Driver distraction- the flip side, considers how phones can save lives, as well as take them.
But, first, some history. Back in 2003, when cellphones were in their infancy, Finnish researchers observed that mobile phone users communicated their location 70 percent of the time (e.g., “I am now at the train station”) compared to just 5 percent for landline users. Users no longer need to enunciate their location- a GPS does that. What users did not know back in 2003 was that cellphones would change mobility with their two-way capability.
In 2016 we continue to ride in conventional vehicles that resemble the ones on the road in 2003. But, how we travel in vehicles is quite different, thanks to the smartphone. The obvious change is that phones have enabled carshare services to flourish, like Uber and Lyft. But, telematics have also brought a quieter, but seismic change, to the average, solo car driver.
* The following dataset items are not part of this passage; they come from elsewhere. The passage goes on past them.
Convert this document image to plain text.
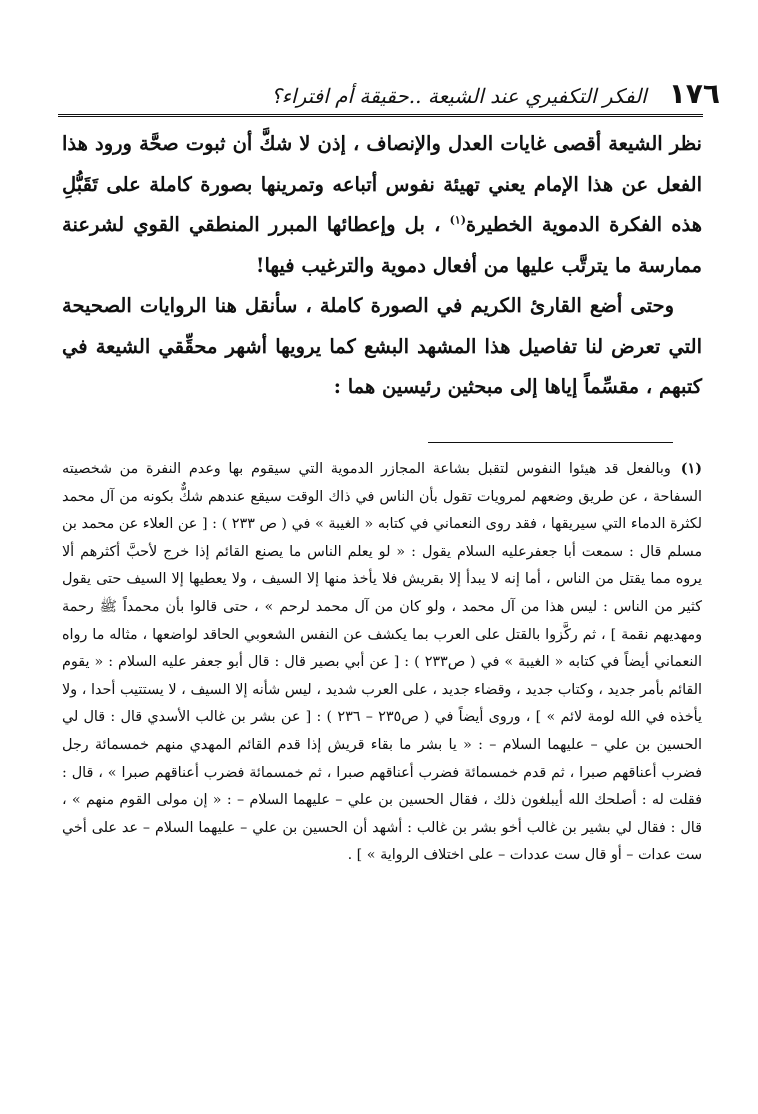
١٧٦
الفكر التكفيري عند الشيعة ..حقيقة أم افتراء؟

نظر الشيعة أقصى غايات العدل والإنصاف ، إذن لا شكَّ أن ثبوت صحَّة ورود هذا الفعل عن هذا الإمام يعني تهيئة نفوس أتباعه وتمرينها بصورة كاملة على تَقَبُّلِ هذه الفكرة الدموية الخطيرة$^{(١)}$ ، بل وإعطائها المبرر المنطقي القوي لشرعنة ممارسة ما يترتَّب عليها من أفعال دموية والترغيب فيها!

وحتى أضع القارئ الكريم في الصورة كاملة ، سأنقل هنا الروايات الصحيحة التي تعرض لنا تفاصيل هذا المشهد البشع كما يرويها أشهر محقِّقي الشيعة في كتبهم ، مقسِّماً إياها إلى مبحثين رئيسين هما :

(١)وبالفعل قد هيئوا النفوس لتقبل بشاعة المجازر الدموية التي سيقوم بها وعدم النفرة من شخصيته السفاحة ، عن طريق وضعهم لمرويات تقول بأن الناس في ذاك الوقت سيقع عندهم شكٌّ بكونه من آل محمد لكثرة الدماء التي سيريقها ، فقد روى النعماني في كتابه « الغيبة » في ( ص ٢٣٣ ) : [ عن العلاء عن محمد بن مسلم قال : سمعت أبا جعفرعليه السلام يقول : « لو يعلم الناس ما يصنع القائم إذا خرج لأحبَّ أكثرهم ألا يروه مما يقتل من الناس ، أما إنه لا يبدأ إلا بقريش فلا يأخذ منها إلا السيف ، ولا يعطيها إلا السيف حتى يقول كثير من الناس : ليس هذا من آل محمد ، ولو كان من آل محمد لرحم » ، حتى قالوا بأن محمداً ﷺ رحمة ومهديهم نقمة ] ، ثم ركَّزوا بالقتل على العرب بما يكشف عن النفس الشعوبي الحاقد لواضعها ، مثاله ما رواه النعماني أيضاً في كتابه « الغيبة » في ( ص٢٣٣ ) : [ عن أبي بصير قال : قال أبو جعفر عليه السلام : « يقوم القائم بأمر جديد ، وكتاب جديد ، وقضاء جديد ، على العرب شديد ، ليس شأنه إلا السيف ، لا يستتيب أحدا ، ولا يأخذه في الله لومة لائم » ] ، وروى أيضاً في ( ص٢٣٥ – ٢٣٦ ) : [ عن بشر بن غالب الأسدي قال : قال لي الحسين بن علي – عليهما السلام – : « يا بشر ما بقاء قريش إذا قدم القائم المهدي منهم خمسمائة رجل فضرب أعناقهم صبرا ، ثم قدم خمسمائة فضرب أعناقهم صبرا ، ثم خمسمائة فضرب أعناقهم صبرا » ، قال : فقلت له : أصلحك الله أيبلغون ذلك ، فقال الحسين بن علي – عليهما السلام – : « إن مولى القوم منهم » ، قال : فقال لي بشير بن غالب أخو بشر بن غالب : أشهد أن الحسين بن علي – عليهما السلام – عد على أخي ست عدات – أو قال ست عددات – على اختلاف الرواية » ] .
Lives Saved by Smartphones?
Most drivers know that they should not text, talk on phones, and drive but most seem to continue to do so. Smartphones “drive us to distraction” but they are also driving the market, faster than we realize, towards autonomous cars. A fully automated car would let passengers safely use their phones to talk, text, and do internet searches. There is a clamor to accelerate the timeline for autonomous cars as traffic fatalities from distracted driving increase.
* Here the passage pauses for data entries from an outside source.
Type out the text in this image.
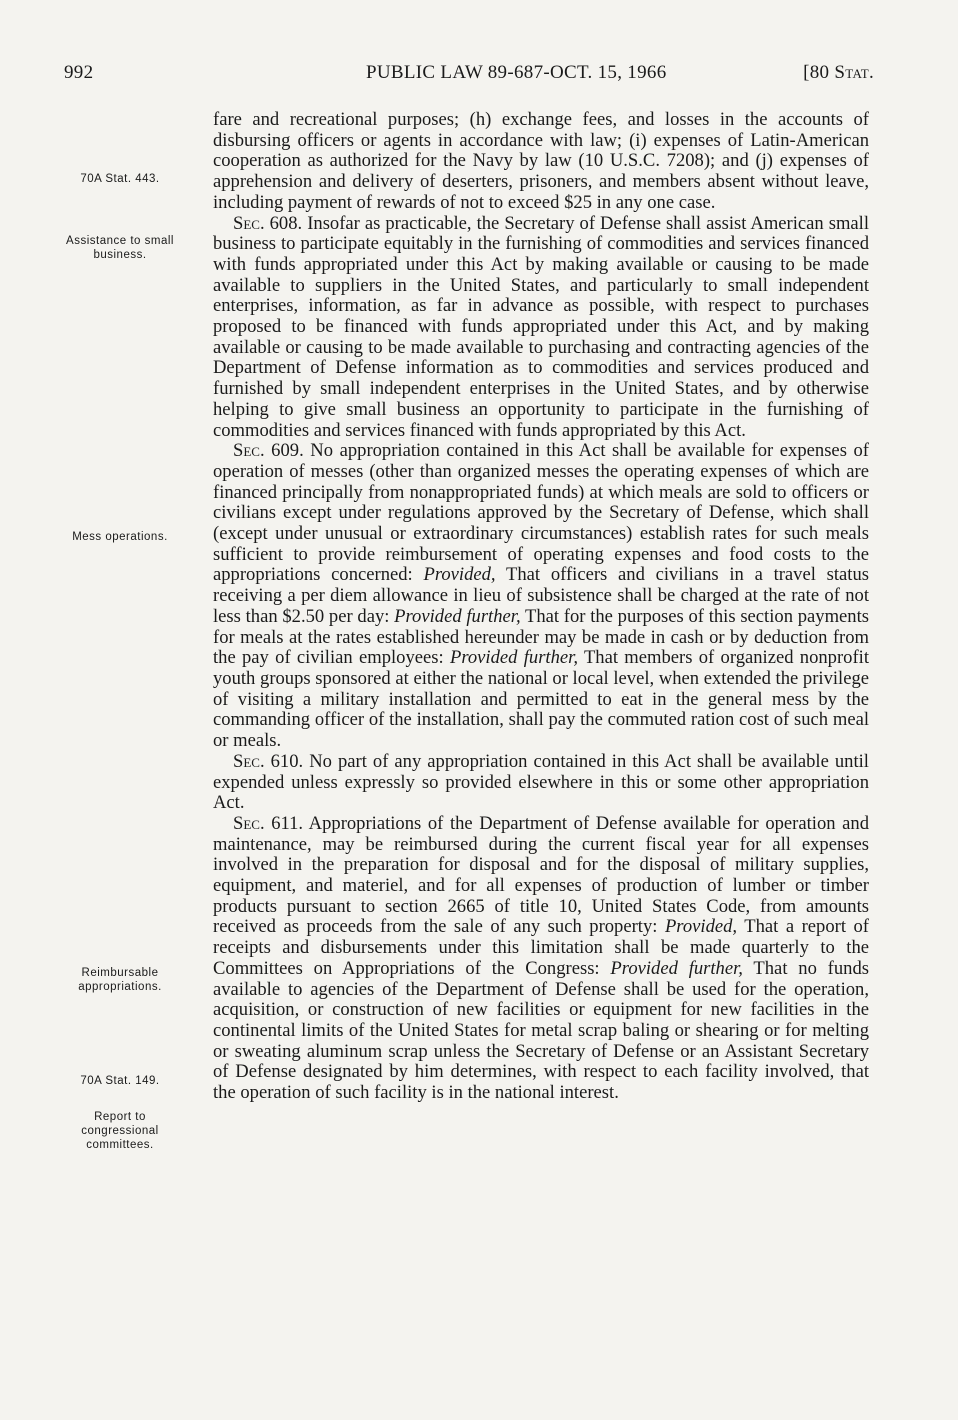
992	PUBLIC LAW 89-687-OCT. 15, 1966	[80 Stat.
70A Stat. 443.
Assistance to small business.
Mess operations.
Reimbursable appropriations.
70A Stat. 149.
Report to congressional committees.

fare and recreational purposes; (h) exchange fees, and losses in the accounts of disbursing officers or agents in accordance with law; (i) expenses of Latin-American cooperation as authorized for the Navy by law (10 U.S.C. 7208); and (j) expenses of apprehension and delivery of deserters, prisoners, and members absent without leave, including payment of rewards of not to exceed $25 in any one case.

Sec. 608. Insofar as practicable, the Secretary of Defense shall assist American small business to participate equitably in the furnishing of commodities and services financed with funds appropriated under this Act by making available or causing to be made available to suppliers in the United States, and particularly to small independent enterprises, information, as far in advance as possible, with respect to purchases proposed to be financed with funds appropriated under this Act, and by making available or causing to be made available to purchasing and contracting agencies of the Department of Defense information as to commodities and services produced and furnished by small independent enterprises in the United States, and by otherwise helping to give small business an opportunity to participate in the furnishing of commodities and services financed with funds appropriated by this Act.

Sec. 609. No appropriation contained in this Act shall be available for expenses of operation of messes (other than organized messes the operating expenses of which are financed principally from nonappropriated funds) at which meals are sold to officers or civilians except under regulations approved by the Secretary of Defense, which shall (except under unusual or extraordinary circumstances) establish rates for such meals sufficient to provide reimbursement of operating expenses and food costs to the appropriations concerned: Provided, That officers and civilians in a travel status receiving a per diem allowance in lieu of subsistence shall be charged at the rate of not less than $2.50 per day: Provided further, That for the purposes of this section payments for meals at the rates established hereunder may be made in cash or by deduction from the pay of civilian employees: Provided further, That members of organized nonprofit youth groups sponsored at either the national or local level, when extended the privilege of visiting a military installation and permitted to eat in the general mess by the commanding officer of the installation, shall pay the commuted ration cost of such meal or meals.

Sec. 610. No part of any appropriation contained in this Act shall be available until expended unless expressly so provided elsewhere in this or some other appropriation Act.

Sec. 611. Appropriations of the Department of Defense available for operation and maintenance, may be reimbursed during the current fiscal year for all expenses involved in the preparation for disposal and for the disposal of military supplies, equipment, and materiel, and for all expenses of production of lumber or timber products pursuant to section 2665 of title 10, United States Code, from amounts received as proceeds from the sale of any such property: Provided, That a report of receipts and disbursements under this limitation shall be made quarterly to the Committees on Appropriations of the Congress: Provided further, That no funds available to agencies of the Department of Defense shall be used for the operation, acquisition, or construction of new facilities or equipment for new facilities in the continental limits of the United States for metal scrap baling or shearing or for melting or sweating aluminum scrap unless the Secretary of Defense or an Assistant Secretary of Defense designated by him determines, with respect to each facility involved, that the operation of such facility is in the national interest.
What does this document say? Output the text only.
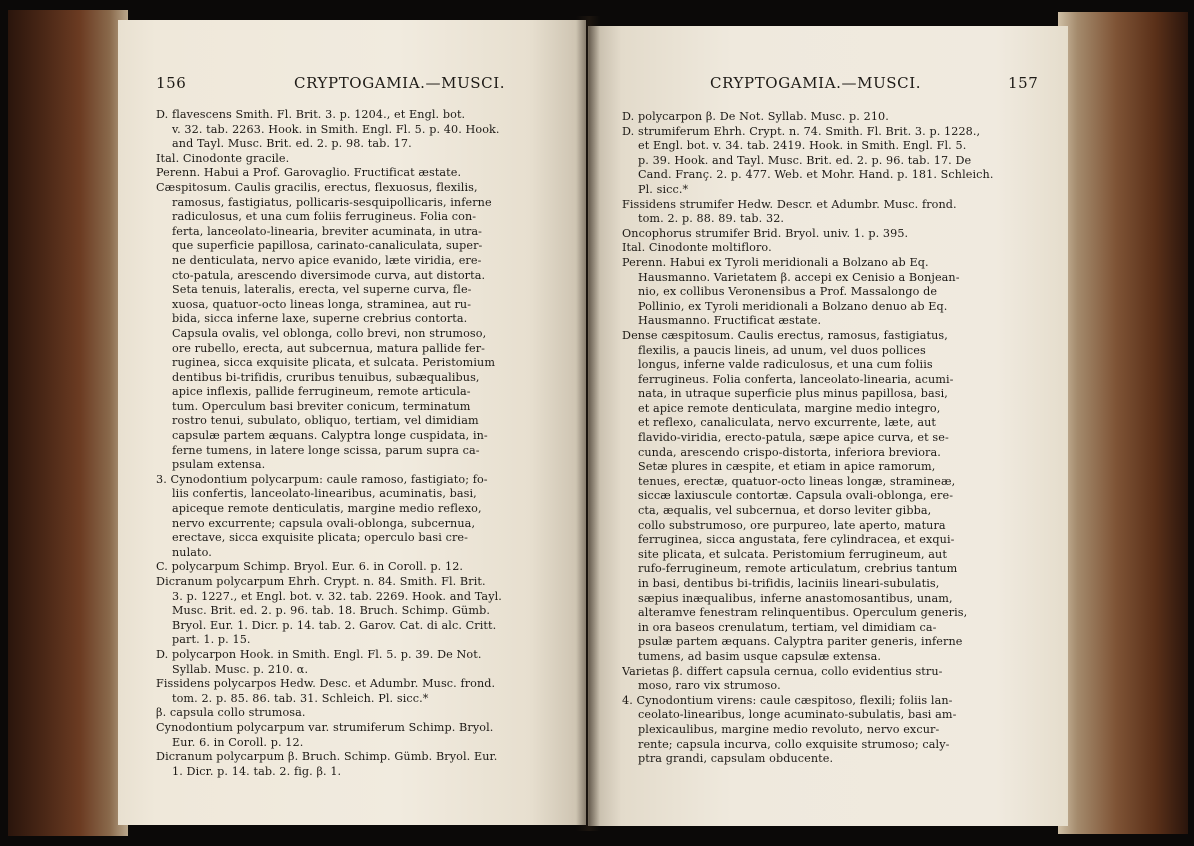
156	CRYPTOGAMIA.—MUSCI.
D. flavescens Smith. Fl. Brit. 3. p. 1204., et Engl. bot.
v. 32. tab. 2263. Hook. in Smith. Engl. Fl. 5. p. 40. Hook.
and Tayl. Musc. Brit. ed. 2. p. 98. tab. 17.
Ital. Cinodonte gracile.
Perenn. Habui a Prof. Garovaglio. Fructificat æstate.
Cæspitosum. Caulis gracilis, erectus, flexuosus, flexilis,
ramosus, fastigiatus, pollicaris-sesquipollicaris, inferne
radiculosus, et una cum foliis ferrugineus. Folia con-
ferta, lanceolato-linearia, breviter acuminata, in utra-
que superficie papillosa, carinato-canaliculata, super-
ne denticulata, nervo apice evanido, læte viridia, ere-
cto-patula, arescendo diversimode curva, aut distorta.
Seta tenuis, lateralis, erecta, vel superne curva, fle-
xuosa, quatuor-octo lineas longa, straminea, aut ru-
bida, sicca inferne laxe, superne crebrius contorta.
Capsula ovalis, vel oblonga, collo brevi, non strumoso,
ore rubello, erecta, aut subcernua, matura pallide fer-
ruginea, sicca exquisite plicata, et sulcata. Peristomium
dentibus bi-trifidis, cruribus tenuibus, subæqualibus,
apice inflexis, pallide ferrugineum, remote articula-
tum. Operculum basi breviter conicum, terminatum
rostro tenui, subulato, obliquo, tertiam, vel dimidiam
capsulæ partem æquans. Calyptra longe cuspidata, in-
ferne tumens, in latere longe scissa, parum supra ca-
psulam extensa.
3. Cynodontium polycarpum: caule ramoso, fastigiato; fo-
liis confertis, lanceolato-linearibus, acuminatis, basi,
apiceque remote denticulatis, margine medio reflexo,
nervo excurrente; capsula ovali-oblonga, subcernua,
erectave, sicca exquisite plicata; operculo basi cre-
nulato.
C. polycarpum Schimp. Bryol. Eur. 6. in Coroll. p. 12.
Dicranum polycarpum Ehrh. Crypt. n. 84. Smith. Fl. Brit.
3. p. 1227., et Engl. bot. v. 32. tab. 2269. Hook. and Tayl.
Musc. Brit. ed. 2. p. 96. tab. 18. Bruch. Schimp. Gümb.
Bryol. Eur. 1. Dicr. p. 14. tab. 2. Garov. Cat. di alc. Critt.
part. 1. p. 15.
D. polycarpon Hook. in Smith. Engl. Fl. 5. p. 39. De Not.
Syllab. Musc. p. 210. α.
Fissidens polycarpos Hedw. Desc. et Adumbr. Musc. frond.
tom. 2. p. 85. 86. tab. 31. Schleich. Pl. sicc.*
β. capsula collo strumosa.
Cynodontium polycarpum var. strumiferum Schimp. Bryol.
Eur. 6. in Coroll. p. 12.
Dicranum polycarpum β. Bruch. Schimp. Gümb. Bryol. Eur.
1. Dicr. p. 14. tab. 2. fig. β. 1.
CRYPTOGAMIA.—MUSCI.	157
D. polycarpon β. De Not. Syllab. Musc. p. 210.
D. strumiferum Ehrh. Crypt. n. 74. Smith. Fl. Brit. 3. p. 1228.,
et Engl. bot. v. 34. tab. 2419. Hook. in Smith. Engl. Fl. 5.
p. 39. Hook. and Tayl. Musc. Brit. ed. 2. p. 96. tab. 17. De
Cand. Franç. 2. p. 477. Web. et Mohr. Hand. p. 181. Schleich.
Pl. sicc.*
Fissidens strumifer Hedw. Descr. et Adumbr. Musc. frond.
tom. 2. p. 88. 89. tab. 32.
Oncophorus strumifer Brid. Bryol. univ. 1. p. 395.
Ital. Cinodonte moltifloro.
Perenn. Habui ex Tyroli meridionali a Bolzano ab Eq.
Hausmanno. Varietatem β. accepi ex Cenisio a Bonjean-
nio, ex collibus Veronensibus a Prof. Massalongo de
Pollinio, ex Tyroli meridionali a Bolzano denuo ab Eq.
Hausmanno. Fructificat æstate.
Dense cæspitosum. Caulis erectus, ramosus, fastigiatus,
flexilis, a paucis lineis, ad unum, vel duos pollices
longus, inferne valde radiculosus, et una cum foliis
ferrugineus. Folia conferta, lanceolato-linearia, acumi-
nata, in utraque superficie plus minus papillosa, basi,
et apice remote denticulata, margine medio integro,
et reflexo, canaliculata, nervo excurrente, læte, aut
flavido-viridia, erecto-patula, sæpe apice curva, et se-
cunda, arescendo crispo-distorta, inferiora breviora.
Setæ plures in cæspite, et etiam in apice ramorum,
tenues, erectæ, quatuor-octo lineas longæ, stramineæ,
siccæ laxiuscule contortæ. Capsula ovali-oblonga, ere-
cta, æqualis, vel subcernua, et dorso leviter gibba,
collo substrumoso, ore purpureo, late aperto, matura
ferruginea, sicca angustata, fere cylindracea, et exqui-
site plicata, et sulcata. Peristomium ferrugineum, aut
rufo-ferrugineum, remote articulatum, crebrius tantum
in basi, dentibus bi-trifidis, laciniis lineari-subulatis,
sæpius inæqualibus, inferne anastomosantibus, unam,
alteramve fenestram relinquentibus. Operculum generis,
in ora baseos crenulatum, tertiam, vel dimidiam ca-
psulæ partem æquans. Calyptra pariter generis, inferne
tumens, ad basim usque capsulæ extensa.
Varietas β. differt capsula cernua, collo evidentius stru-
moso, raro vix strumoso.
4. Cynodontium virens: caule cæspitoso, flexili; foliis lan-
ceolato-linearibus, longe acuminato-subulatis, basi am-
plexicaulibus, margine medio revoluto, nervo excur-
rente; capsula incurva, collo exquisite strumoso; caly-
ptra grandi, capsulam obducente.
The NHTSA publishes the data on traffic fatalities due to driver distraction, but we know less about lives saved by smartphones in cars. For example, while many accidents with distracted driving involve younger drivers, particularly the age group ages 20 to 29, we do not know if this age group still have more facility interacting with a car’s electronic devices than older people. In an intriguing article, Mental Floss posits that an earlier generation of drivers found the in-car radio to be a distraction, as people fumbled with knob controls and listened to the broadcasts. A1934 poll by the Auto Club of NY found that 56 percent deemed that the car radio to be a “dangerous distraction.” Over time, car radios became less problematic and, the key point is that either the radios or the drivers (or both) evolved so that drivers did not have to refocus so much their attention to use them.
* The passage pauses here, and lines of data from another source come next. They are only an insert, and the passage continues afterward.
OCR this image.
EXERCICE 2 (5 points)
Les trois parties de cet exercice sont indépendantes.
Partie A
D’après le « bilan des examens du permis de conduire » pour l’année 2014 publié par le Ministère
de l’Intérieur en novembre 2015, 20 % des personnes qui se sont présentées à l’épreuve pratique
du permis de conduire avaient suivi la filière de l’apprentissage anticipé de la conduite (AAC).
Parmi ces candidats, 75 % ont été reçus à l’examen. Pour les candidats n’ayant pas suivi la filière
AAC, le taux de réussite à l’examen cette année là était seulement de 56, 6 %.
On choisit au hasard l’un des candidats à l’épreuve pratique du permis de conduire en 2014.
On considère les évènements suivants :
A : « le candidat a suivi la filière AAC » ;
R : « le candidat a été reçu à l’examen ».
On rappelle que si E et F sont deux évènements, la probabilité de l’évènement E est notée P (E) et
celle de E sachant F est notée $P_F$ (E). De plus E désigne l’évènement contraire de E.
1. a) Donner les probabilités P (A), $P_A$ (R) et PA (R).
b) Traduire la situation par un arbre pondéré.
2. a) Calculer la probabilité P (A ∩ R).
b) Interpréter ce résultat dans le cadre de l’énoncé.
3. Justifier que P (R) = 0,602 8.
Anticipating the Road Ahead
Until recently radios were vital in cars. They brought drivers news of the road conditions and traffic…usually “on the 5s or on the 8s” and of course, in a way that was not specific to the route you might be traveling on. Today, smartphones (and dashboards that have a built-in GPS) play a vital role in keeping drivers informed about road conditions. The also assist drivers in selecting routes, and avoiding congestion. Most significantly, they provide information so that drivers can anticipate their next turn, choose the best travel lane, and be alerted for stopped traffic. There are probably many traffic accidents avoided here….we just don’t know how to count them well.
Vehicle telematics have another “saving grace.” As drivers of electric cars know, haptic-type feedback helps drivers optimize their battery useage. Similar electronics can be used to improve driver skills. Smartphones have the capability to employ GPS, accelerometers and gyroscopes to sense if a driver is braking or accelerating sharply, traveling over or under the speed limit, or making jerky turns.
To date, a few insurance companies have realized the potential of haptic feedback for drivers and offer driver discounts when the phone features are turned on and recorded. THe EverQuote’s Everdrive app — rates drivers on five factors: phone use, speeding, accelerating, cornering and braking. They claim a 31% improvement after using the app. There are many other examples of in-car monitoring and two-way tracking, and they appear to significantly modify how driver’s behavior. Again, There are probably many traffic accidents avoided here….we just don’t know how to count them.
To look at the flip, it is unlikely, if you rolled back to 2003, that people expected to be doing so much talking in their cars. But, it is even more surprising that the cars, in turn, are doing so much “talking” back to drivers! The car-radio teaches us that new hardware, at the outset, brings distraction. However, it also has the capacity to evolve and bring entirely new means to scan for safety, travel conditions, and hazards beyond the windshield.